This past Sunday night, my wife and I were talking about movies while we were putting our kiddo to bed and the conversation turned to Baywatch which was released a couple days prior.  I mentioned that it had fallen into “rental” territory for me given the horrid reviews it’s been getting and after tanking at the box office, to which my wife replied “Well you better figure out how to get me my fix of Dwayne “The Rock” Johnson if we’re not going to the theaters for Baywatch!” Oops….. Luckily, that was when I remembered that I had seen that Central Intelligence was on one of the myriad streaming services we have – crisis averted! So after the kiddo was asleep, we poured some beers, and fired up the Apple TV to, hopefully, watch a solid comedy (which are in terribly short supply in modern times).

Let’s dig into it!

Central Intelligence poster

Central Intelligence follows Robbie Wierdicht, played by Dwayne Johnson, and Calvin Joyner, played by Kevin Hart, as they find each other, 20 years after Calvin helped out Robbie following a horrific prank played on him by the school bullies. As their 20 year high school reunion approaches, Robbie reemerges after disappearing following the prank and asks Calvin out for a beer and it soon becomes clear that Robbie is a very different person than he was in high school.

The casting for Central Intelligence is pretty spot on for the needs of the movie, there’s no denying the Dwayne “The Rock” Johnson has all the charisma in the world (the man basically sung a show tune in Moana for God’s sake and we all bought it hook, line, and sinker) and Kevin Hart is slowly gaining more and more steam as a new go-to in Hollywood for comedies. So the only question was, would the two work together well and they absolutely do.
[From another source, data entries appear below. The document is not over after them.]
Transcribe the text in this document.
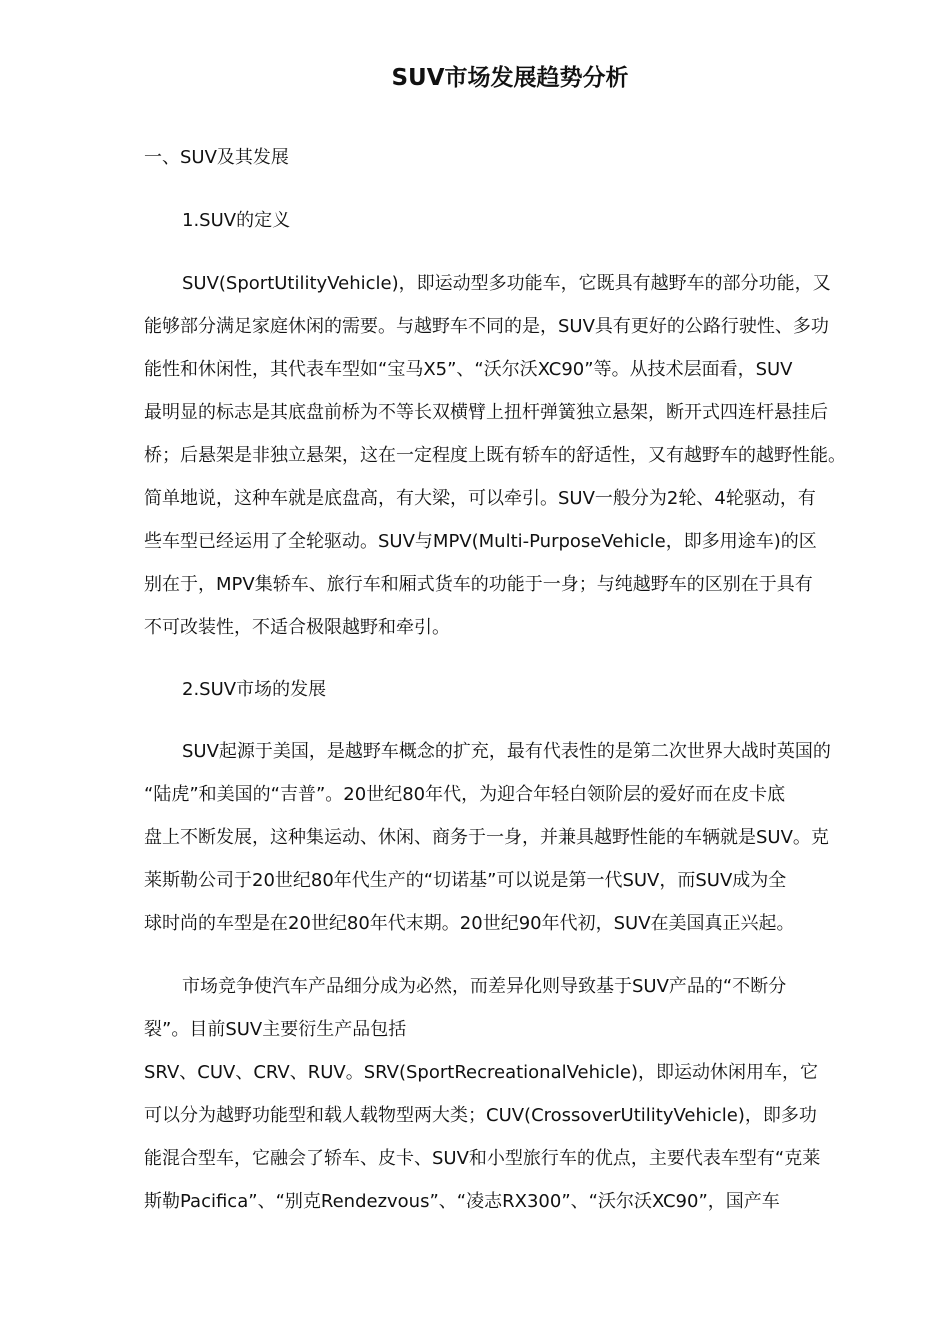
SUV市场发展趋势分析
一、SUV及其发展
1.SUV的定义
SUV(SportUtilityVehicle)，即运动型多功能车，它既具有越野车的部分功能，又
能够部分满足家庭休闲的需要。与越野车不同的是，SUV具有更好的公路行驶性、多功
能性和休闲性，其代表车型如“宝马X5”、“沃尔沃XC90”等。从技术层面看，SUV
最明显的标志是其底盘前桥为不等长双横臂上扭杆弹簧独立悬架，断开式四连杆悬挂后
桥；后悬架是非独立悬架，这在一定程度上既有轿车的舒适性，又有越野车的越野性能。
简单地说，这种车就是底盘高，有大梁，可以牵引。SUV一般分为2轮、4轮驱动，有
些车型已经运用了全轮驱动。SUV与MPV(Multi-PurposeVehicle，即多用途车)的区
别在于，MPV集轿车、旅行车和厢式货车的功能于一身；与纯越野车的区别在于具有
不可改装性，不适合极限越野和牵引。
2.SUV市场的发展
SUV起源于美国，是越野车概念的扩充，最有代表性的是第二次世界大战时英国的
“陆虎”和美国的“吉普”。20世纪80年代，为迎合年轻白领阶层的爱好而在皮卡底
盘上不断发展，这种集运动、休闲、商务于一身，并兼具越野性能的车辆就是SUV。克
莱斯勒公司于20世纪80年代生产的“切诺基”可以说是第一代SUV，而SUV成为全
球时尚的车型是在20世纪80年代末期。20世纪90年代初，SUV在美国真正兴起。
市场竞争使汽车产品细分成为必然，而差异化则导致基于SUV产品的“不断分
裂”。目前SUV主要衍生产品包括
SRV、CUV、CRV、RUV。SRV(SportRecreationalVehicle)，即运动休闲用车，它
可以分为越野功能型和载人载物型两大类；CUV(CrossoverUtilityVehicle)，即多功
能混合型车，它融会了轿车、皮卡、SUV和小型旅行车的优点，主要代表车型有“克莱
斯勒Pacifica”、“别克Rendezvous”、“凌志RX300”、“沃尔沃XC90”，国产车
Their combination of comedic talents is really the back bone of this movie and is what carries the, somewhat forgettable, plot.  As the two characters continue to interact, the way that Johnson just oozes awkward hero worship on to Hart is outstanding and you truly feel that awkwardness coming through the screen at you.  For Hart’s part, he does an solid job of playing the one on the receiving end of the hero worship and not knowing how to take it, especially since his character peaked in high school and he has never gotten back to that level of inflated ego.

As for the story, the plot stays pretty solid throughout, although with a movie like this plot holes aren’t the end of the world. It does play a bit coy with the reveal and tries, with some success, to lead you down a few potential paths before revealing the true villain which made it more entertaining. There are a few running jokes that, in my opinion, provide some of the highlights of the movie. Also, the ending does leave it open for a sequel (shocker, I know) and I wouldn’t be opposed to seeing a sequel provided that the story is good enough.

Now, I’m gonna get a little deep here so bear with me…  (phrasing, HA!).  A lot of movies and television shows these days try to imbue a moral into their story telling and most of the time it comes off as heavy handed to the point of being ham-fisted and preachy.  I’m looking at you Elysium and Supergirl. But oddly enough, Central Intelligence, manages to tell the audience something really important with out beating them over the head with it. As I explained above, Robbie is the victim of a malicious prank and Calvin is the only one to help him out.  Fast forward 20 years and even though Robbie has the better physique, the better life, the better job, and is all around the “cooler” guy, Robbie still looks up to Calvin in every single way not just because that’s how it was in high school but because, at his absolutely lowest point imaginable, Calvin was the only one to show him mercy and help him.  It may be hyperbolized and played for laughs in the movie, but it goes to show how one small act of kindness can change the direction of someone’s life.

The best way to give my final verdict on Central Intelligence, is that it’s a great way to spend a lazy Sunday evening.  A solid if somewhat forgettable comedy with an accidentally/on purpose message that’s well worth watching on a streaming service or renting on the cheap.